If the tenant adheres to the order and rectifies the breach within the set time period then the landlord’s right of forfeiture no longer stands but if the tenant continues to commit a breach of the lease the landlord can then pursue forfeiture of the lease through the court.
Forfeiture is not straightforward. Whilst some landlords will seek to forfeit by simply changing the locks without a court order, this is highly risky, and may result in an expensive application being made to court for relief from forfeiture by the tenant plus a possible damages claim for loss of business or damage to business. Legal advice should be sought. Generally, a landlord wishing to forfeit the lease of his property will need to apply to the court to obtain an order to authorise the forfeiture.
But, before the landlord can obtain the order he must perform certain actions to try and remedy the breach himself.
- If the breach is due to missed rent payments the landlord will need to issue the tenant in breach of the lease a formal demand for those missing rent payments and the demand must state the date that the amount is payable by and the landlord’s name and contact details.
- If the breach is the result of another reason other than rent arrears, which may include the tenant failing to pay service charges, then the landlord will be required to serve the tenant with a section 146 notice before being able to apply for forfeiture.
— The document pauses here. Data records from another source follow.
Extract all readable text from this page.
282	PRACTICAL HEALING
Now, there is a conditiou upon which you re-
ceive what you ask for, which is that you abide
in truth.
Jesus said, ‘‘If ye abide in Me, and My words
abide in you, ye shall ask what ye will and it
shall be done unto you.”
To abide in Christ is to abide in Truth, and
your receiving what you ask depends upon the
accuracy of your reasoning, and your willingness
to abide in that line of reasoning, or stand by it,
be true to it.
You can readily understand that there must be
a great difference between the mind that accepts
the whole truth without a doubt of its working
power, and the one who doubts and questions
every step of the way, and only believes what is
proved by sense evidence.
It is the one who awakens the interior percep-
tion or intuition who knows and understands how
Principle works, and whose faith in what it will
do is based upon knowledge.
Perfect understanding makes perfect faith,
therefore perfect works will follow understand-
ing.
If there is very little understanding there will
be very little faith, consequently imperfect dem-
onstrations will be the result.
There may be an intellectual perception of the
The section 146 notice must detail the nature of the breach of lease and give the tenant a sufficient amount of time to remedy that breach.
Surrender as an alternative
If the tenant is in genuine financial difficulties, a possible alternative to forfeiture is to agree that the lease is surrendered by the tenant. This at least will avoid significant legal costs and possible delay.
When a landlord first becomes aware that he may be dealing with a troublesome tenant it is advised to seek legal advice as soon as possible.
It also makes good business sense for the landlord to include the possibilities of defaulting tenants and legal costs in his landlord’s insurance cover to save a great deal of time, money and heartache further down the line.